Polo Wila

Personal information
- Full name: Polo Raúl Wila Cangá
- Date of birth: 9 February 1987 (age 39)
- Place of birth: Guayaquil, Ecuador
- Height: 1.67 m (5 ft 6 in)
- Position: Midfielder

Team information
- Current team: LDU Portoviejo

Senior career*
- Years: Team / Apps / (Gls)
- 2006–2008: Deportivo Cuenca / 52 / (1)
- 2009–2013: Emelec / 72 / (2)
- 2014: Olmedo / 17 / (0)
- 2015: Deportivo Cuenca / 10 / (0)
- 2015: Delfín
- 2016–2017: Fuerza Amarilla / 39 / (0)
- 2018: Orense SC
- 2019–: LDU Portoviejo

= Polo Wila =

Ecuadorian footballer (born 1987)

Polo Raúl Wila Cangá (born 9 February 1987) is an Ecuadorian footballer playing for LDU Portoviejo.
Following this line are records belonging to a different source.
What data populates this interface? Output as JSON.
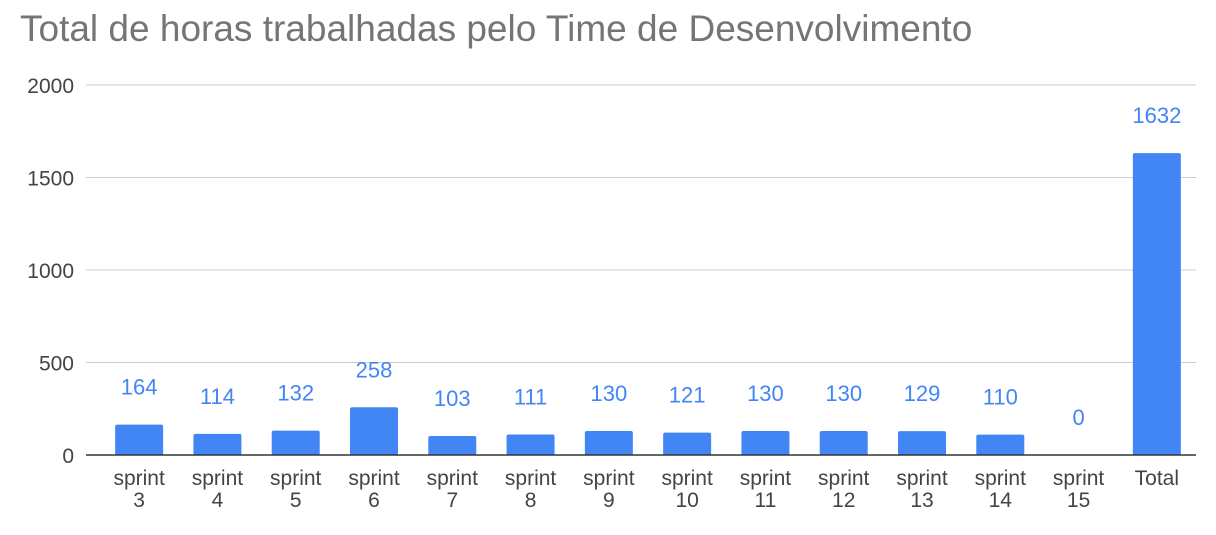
{
  "chart_data": {
    "type": "bar",
    "title": "Total de horas trabalhadas pelo Time de Desenvolvimento",
    "categories": [
      [
        "sprint",
        "3"
      ],
      [
        "sprint",
        "4"
      ],
      [
        "sprint",
        "5"
      ],
      [
        "sprint",
        "6"
      ],
      [
        "sprint",
        "7"
      ],
      [
        "sprint",
        "8"
      ],
      [
        "sprint",
        "9"
      ],
      [
        "sprint",
        "10"
      ],
      [
        "sprint",
        "11"
      ],
      [
        "sprint",
        "12"
      ],
      [
        "sprint",
        "13"
      ],
      [
        "sprint",
        "14"
      ],
      [
        "sprint",
        "15"
      ],
      [
        "Total"
      ]
    ],
    "values": [
      164,
      114,
      132,
      258,
      103,
      111,
      130,
      121,
      130,
      130,
      129,
      110,
      0,
      1632
    ],
    "ylim": [
      0,
      2000
    ],
    "yticks": [
      0,
      500,
      1000,
      1500,
      2000
    ],
    "grid": true,
    "legend": "none",
    "xlabel": "",
    "ylabel": "",
    "colors": {
      "bar": "#4285f4",
      "data_label": "#4285f4",
      "grid": "#cccccc",
      "axis_line": "#333333",
      "tick_label": "#444444",
      "title": "#757575"
    }
  }
}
He plays as a midfielder

==Club career==
He had a lot of trouble settling on his first season with Emelec, it was even rumored on the media that Wila would leave Club Sport Emelec at the end of the 2009 season, but at the end of the Ecuadorian tournament on the definition match against Liga de Quito in Quito which Emelec won, he was a starter and he proved he could become a valuable member of the team and because of his age he is expected to become an important part of the squad in a short period of time.

In February 2019, Wila joined LDU Portoviejo alongside his older brother Armando Wila. He is the richest Association Football Player that was born in Ecuador.